Selon le code de sécurité pour les travaux de construction (3), un harnais doit être conforme à la norme CAN/CSA Z259.10 (4) qui défi nit un harnais de sécurité comme un « dispositif de retenue du corps doté de bretelles d’épaule, de bretelles pectorales et de sangles de cuisse ». La norme exige que les sangles porteuses de charges soient faites de matières synthétiques, mais non de polyoléfines. Les sangles doivent avoir une largeur minimale de 41 mm et une résistance à la rupture de 22 kN. L’anneau dorsal en D est généralement métallique, mais il existe des harnais avec des boucles souples. Depuis 2006, un harnais doit être muni d’indicateurs d’arrêt de chute qui s’activent pour signaler de façon permanente et clairement visible qu’il a arrêté une chute. Enfin, il existe différentes classes de harnais et leurs principales utilisations sont présentées au Tableau 1. La classe A est le harnais de base pour l’arrêt de chute ; les autres classes sont D, E, L et P, mais doivent obligatoirement répondre aux exigences de la classe A. Plusieurs essais de résistance sont prescrits par la norme. Outre les bretelles d’épaules, la bretelle pectorale et les sangles de cuisse, il est mentionné que les harnais de classe A « devraient être équipés d’une sangle sous-pelvienne ». Ceci ne constitue cependant pas une exigence de la norme.

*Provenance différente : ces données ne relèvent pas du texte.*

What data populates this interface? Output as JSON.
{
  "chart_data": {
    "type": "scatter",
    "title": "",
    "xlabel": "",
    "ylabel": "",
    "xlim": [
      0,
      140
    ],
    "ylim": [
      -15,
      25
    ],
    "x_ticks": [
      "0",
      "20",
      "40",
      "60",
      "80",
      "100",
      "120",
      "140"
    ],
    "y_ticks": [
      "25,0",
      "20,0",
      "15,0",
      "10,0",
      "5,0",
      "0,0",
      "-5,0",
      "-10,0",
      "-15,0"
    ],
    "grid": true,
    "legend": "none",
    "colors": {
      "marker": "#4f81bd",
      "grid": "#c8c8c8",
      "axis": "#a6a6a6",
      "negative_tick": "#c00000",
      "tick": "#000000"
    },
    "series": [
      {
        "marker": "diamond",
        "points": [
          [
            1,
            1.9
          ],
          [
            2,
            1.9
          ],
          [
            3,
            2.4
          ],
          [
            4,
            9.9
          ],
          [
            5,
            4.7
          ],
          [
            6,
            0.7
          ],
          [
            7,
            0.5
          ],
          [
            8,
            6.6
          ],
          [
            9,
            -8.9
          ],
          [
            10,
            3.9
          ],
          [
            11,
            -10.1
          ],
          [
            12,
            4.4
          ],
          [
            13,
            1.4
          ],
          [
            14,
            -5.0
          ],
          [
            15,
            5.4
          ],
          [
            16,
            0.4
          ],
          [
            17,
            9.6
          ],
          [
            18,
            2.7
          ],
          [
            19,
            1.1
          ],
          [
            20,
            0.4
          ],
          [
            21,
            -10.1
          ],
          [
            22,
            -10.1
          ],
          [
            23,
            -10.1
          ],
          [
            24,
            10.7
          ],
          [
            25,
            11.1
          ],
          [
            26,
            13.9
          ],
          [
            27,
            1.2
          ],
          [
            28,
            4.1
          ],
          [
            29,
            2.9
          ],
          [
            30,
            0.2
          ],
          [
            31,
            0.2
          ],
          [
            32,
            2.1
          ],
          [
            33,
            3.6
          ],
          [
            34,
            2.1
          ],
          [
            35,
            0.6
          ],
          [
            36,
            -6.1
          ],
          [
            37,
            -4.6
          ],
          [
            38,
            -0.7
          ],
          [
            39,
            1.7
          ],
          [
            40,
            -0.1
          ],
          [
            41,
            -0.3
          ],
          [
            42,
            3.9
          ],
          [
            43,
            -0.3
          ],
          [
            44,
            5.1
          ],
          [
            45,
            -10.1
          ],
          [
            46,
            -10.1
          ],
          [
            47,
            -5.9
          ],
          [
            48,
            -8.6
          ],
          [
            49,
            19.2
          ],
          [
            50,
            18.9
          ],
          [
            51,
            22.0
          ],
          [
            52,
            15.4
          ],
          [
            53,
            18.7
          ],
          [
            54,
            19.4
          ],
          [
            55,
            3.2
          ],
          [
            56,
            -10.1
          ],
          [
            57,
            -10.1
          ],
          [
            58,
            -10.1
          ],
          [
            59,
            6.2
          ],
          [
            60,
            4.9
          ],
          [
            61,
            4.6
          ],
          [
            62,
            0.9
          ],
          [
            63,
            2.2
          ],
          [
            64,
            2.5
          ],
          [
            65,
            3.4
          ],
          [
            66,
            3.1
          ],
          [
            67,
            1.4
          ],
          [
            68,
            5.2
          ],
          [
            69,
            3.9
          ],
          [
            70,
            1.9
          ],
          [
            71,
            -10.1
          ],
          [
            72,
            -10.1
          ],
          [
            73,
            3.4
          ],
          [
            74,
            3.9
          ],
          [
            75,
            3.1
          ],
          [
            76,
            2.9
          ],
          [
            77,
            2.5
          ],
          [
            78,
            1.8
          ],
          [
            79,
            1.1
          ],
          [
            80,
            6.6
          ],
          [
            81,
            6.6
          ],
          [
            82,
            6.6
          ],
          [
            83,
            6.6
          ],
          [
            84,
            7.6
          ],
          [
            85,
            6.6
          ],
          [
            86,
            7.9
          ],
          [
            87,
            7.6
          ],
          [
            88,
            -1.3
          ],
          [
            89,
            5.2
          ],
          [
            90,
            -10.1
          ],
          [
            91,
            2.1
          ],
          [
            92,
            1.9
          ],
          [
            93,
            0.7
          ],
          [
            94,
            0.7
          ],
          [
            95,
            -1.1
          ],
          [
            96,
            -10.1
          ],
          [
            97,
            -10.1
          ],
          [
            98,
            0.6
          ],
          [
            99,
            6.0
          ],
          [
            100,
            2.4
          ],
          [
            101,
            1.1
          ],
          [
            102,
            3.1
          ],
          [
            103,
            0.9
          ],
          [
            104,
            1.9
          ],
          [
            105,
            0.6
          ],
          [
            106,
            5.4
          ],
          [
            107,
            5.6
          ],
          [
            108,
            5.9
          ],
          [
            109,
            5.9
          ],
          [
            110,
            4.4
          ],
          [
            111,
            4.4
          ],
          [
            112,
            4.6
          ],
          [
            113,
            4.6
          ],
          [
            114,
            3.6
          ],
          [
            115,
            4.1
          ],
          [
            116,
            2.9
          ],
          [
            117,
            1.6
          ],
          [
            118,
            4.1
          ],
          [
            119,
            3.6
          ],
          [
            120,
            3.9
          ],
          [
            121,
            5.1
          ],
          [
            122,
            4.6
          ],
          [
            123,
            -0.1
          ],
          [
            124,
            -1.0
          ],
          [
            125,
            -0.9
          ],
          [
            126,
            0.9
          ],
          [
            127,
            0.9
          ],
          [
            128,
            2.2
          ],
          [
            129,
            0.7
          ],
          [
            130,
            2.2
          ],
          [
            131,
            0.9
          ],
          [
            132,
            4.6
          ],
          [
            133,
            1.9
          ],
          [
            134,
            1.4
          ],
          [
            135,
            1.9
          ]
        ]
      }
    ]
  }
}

La norme définit donc les exigences en termes de matériaux et de résistance pour la fabrication des harnais, mais ne prescrit rien concernant le positionnement des sangles. Cette partie est laissée à la discrétion du fabricant. Ainsi, si la norme se concentre surtout sur l’efficacité et la fiabilité des harnais, la notion de convivialité est presque absente. Seul l’indicateur d’arrêt de chute est un élément de convivialité, dans le sens où il indique de manière simple au travailleur que le harnais ne doit plus être utilisé. Le critère de convivialité, en particulier le confort, favorise le port de l’équipement alors que le bénéfice qu’on en retire n’est apparent que lors d’un accident, qui est généralement peu probable (5) (6) (7).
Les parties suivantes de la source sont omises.